Friday, April 15, 2011

Notes from live meeting between VC and Entrepreneur

In this blog post, I will write about the investment analysis procedure by the venture capitalist (VC). We had a tremendous opportunity to observe a meeting between an experienced VC, Rodolfo Carpintier from DaD and promising young entrepreneur Parisa Louie pitching the WatchFit project. I won’t give out much specifics of the WatchFit not to breach confidentiality, but will walk readers through the VC questioning process. Hopefully, this information will help entrepreneurs to prepare better for meetings with the VCs.

Investment analysis

  1. Project Sales for next 5 years
  2. How many employees you need?
    • How many now and in 5 years
    • What is the shareholding among current employees / founders

3. How many countries you need to be?

4. Describe the business model in shortest possible way

  • (Do not use the word platform or technological terms when pitching to investors)

5. How long will it take to bring the product to customers?

6. How much money you need to start?

7. What are the customer acquisition costs?

  • Consequently, how much will you be spending in marketing?

8. How many customers will you have in the first year?

  • Who are the customers? Are they the same profile (advisable to be)?
  • What is the conversion rate from registered user to frequent user and paying customer?

9. When do you start billing? What will you bill?

  • (It is very difficult to get money from advertising unless you have 800k or more users. Do not assume more than 15% revenues from advertising)

10. What profit will you make and when will you breakeven?

Evaluation criteria

  1. Entrepreneur’s knowledge of the market
  2. Entrepreneur’s knowledge of her business
  3. Numbers are reasonable (VC will run her own calculations and challenge you with them)
    • Visualize the business plan in a simple single spread sheet
    • Test the assumption about the market at the social network or perform a pilot

In general, VC see dozens if not hundreds of project per year. Most of the projects are viable, it means that business model makes sense, there is a market and good entrepreneurial team. Being viable is necessary, but not sufficient condition to receive an investment. Actually, most of the viable projects are not interesting to investors either due to lack of scalability and / or lack of real need of investor’s money to set up the business.
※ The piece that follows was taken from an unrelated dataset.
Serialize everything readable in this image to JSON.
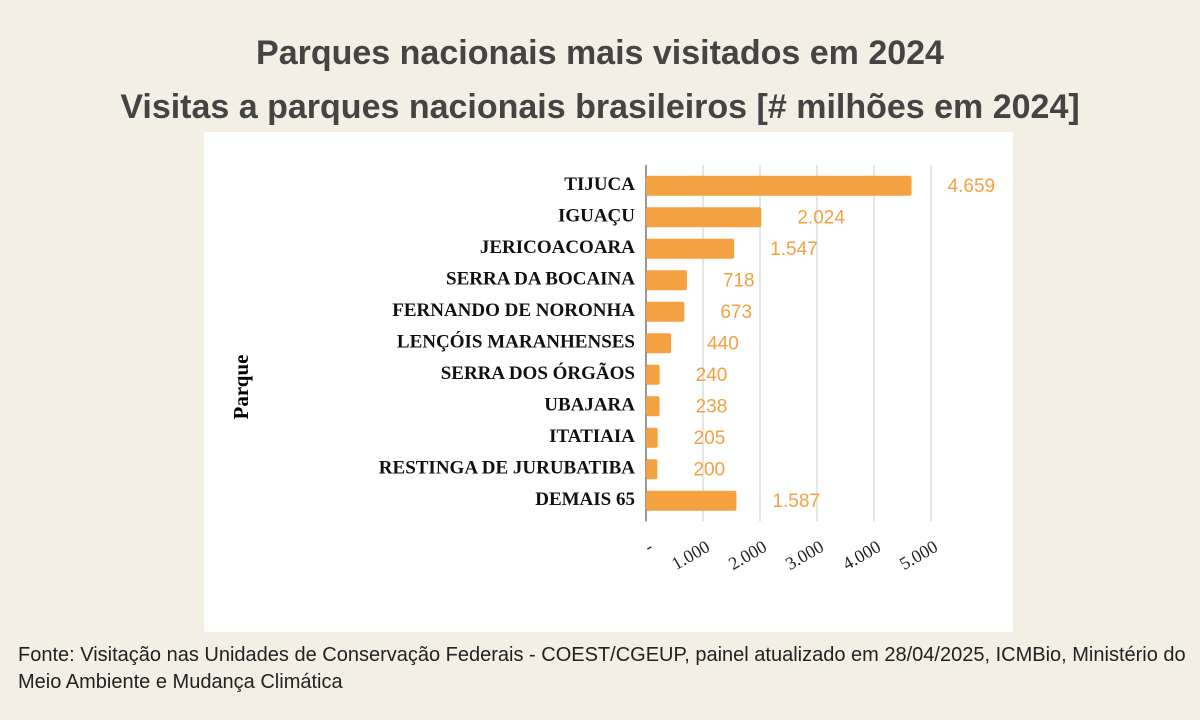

What the VCs are looking for are investable projects, which have interesting growth potential and good future valuation in order for investor to get her required multiples on the money invested.

Interestingly enough, valuation of the company will vary based on the country, where the business carried out or starts. The reason behind is that VCs want first to try the product in their country. The market potential of countries differs greatly. For instance, valuations in the UK are approx. 2x higher than in Spain, France is in the middle, Germany 80% of UK, and USA 3x of Spain. Concluding from that when you are in a small country, the valuation will be also smaller.

Additionally, VCs like entrepreneurs to be focused on their product and market. Diverse product portfolio creates suspicion especially if the product targets both enterprises and consumers. For conducting B2B business, the team’s skill set is rather different than being in B2C.

We shortly discussed if there is a bubble growing around the recent valuation of internet businesses. Rodolfo suggested that despite being in the 21st century, 95% of the companies behave as if we still were in 19th or 20th century. In particular, today’s E-commerce is just copying the old business models at the internet (except Amazon, E-Bay, …). Hence, e-commerce has to be completely re-done and there are more examples like that. Consequently, internet business is to be taken seriously among other also in financial valuations.

1 comment:

  1. Great post Radek!

    Reading this makes me feel that I am being interviewed all over again! lol

    I wonder whether the 15% advertising Rodolfo is refering too is simply banner advertising or it also includes product placement and creatively placed promotions!

    Nader's veiw is that it only referes to banners... ?!